The country that earned the most from every foreign visitor in 2017, in fact blew all others out of the water, was Australia. In 2017, each of Australia’s 8.8 million international visitors spent on average USD 4,734. More than  in Liechtenstein, more than in the US, more than in the UAE. The figure for New Zealand that year was USD 2,893 per visitor, and although travel costs in New Zealand are about on par with Australia’s, most visitors spend less time there, which accounts for the difference in average spend.
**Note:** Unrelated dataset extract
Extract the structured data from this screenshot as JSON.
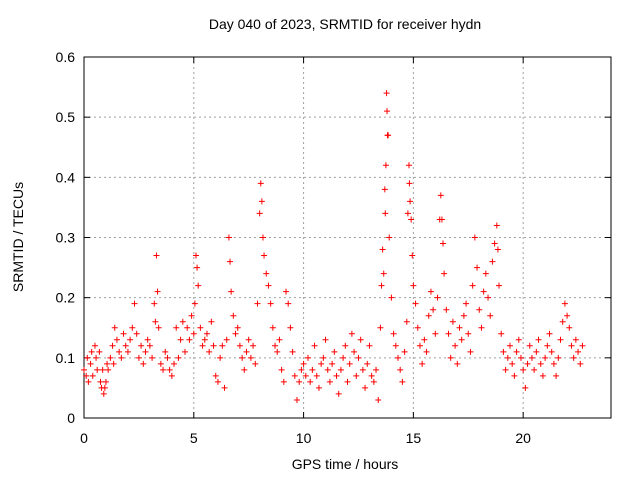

Apart from those big economies, the 26 Caribbean Islands receive up 20,000 tourists daily from cruise ships alone. With a population of 98,000, the share of jobs of tourism and travel in Caribbean Islands of Antigua and Barbuda is 91% whereby 33,800 jobs are created by that industry. Bahamas with a population of 400,000 people, the share of  job of tourism and travel  is 52% whereby 393,200 jobs are created by that industry.

Last year, before the outbreak of Corona pandemic, the East African Indian Ocean islands of Zanzibar received a total number of 538,264 tourists, whereby tourists from Europe dominated the market, accounting for over 62 per cent of all arrivals. Italy topped the list with 8,509 tourists entering Zanzibar while United States of America and South Africa contributed 6.2 and 6.1 per cent, respectively.

In conclusion,  Zanzibar’s big tourism markets are Scandinavia, France, Russia, German, Belgium, Kenya and UK. There are also emerging markets like Poland, Ukraine, China, India and Israel.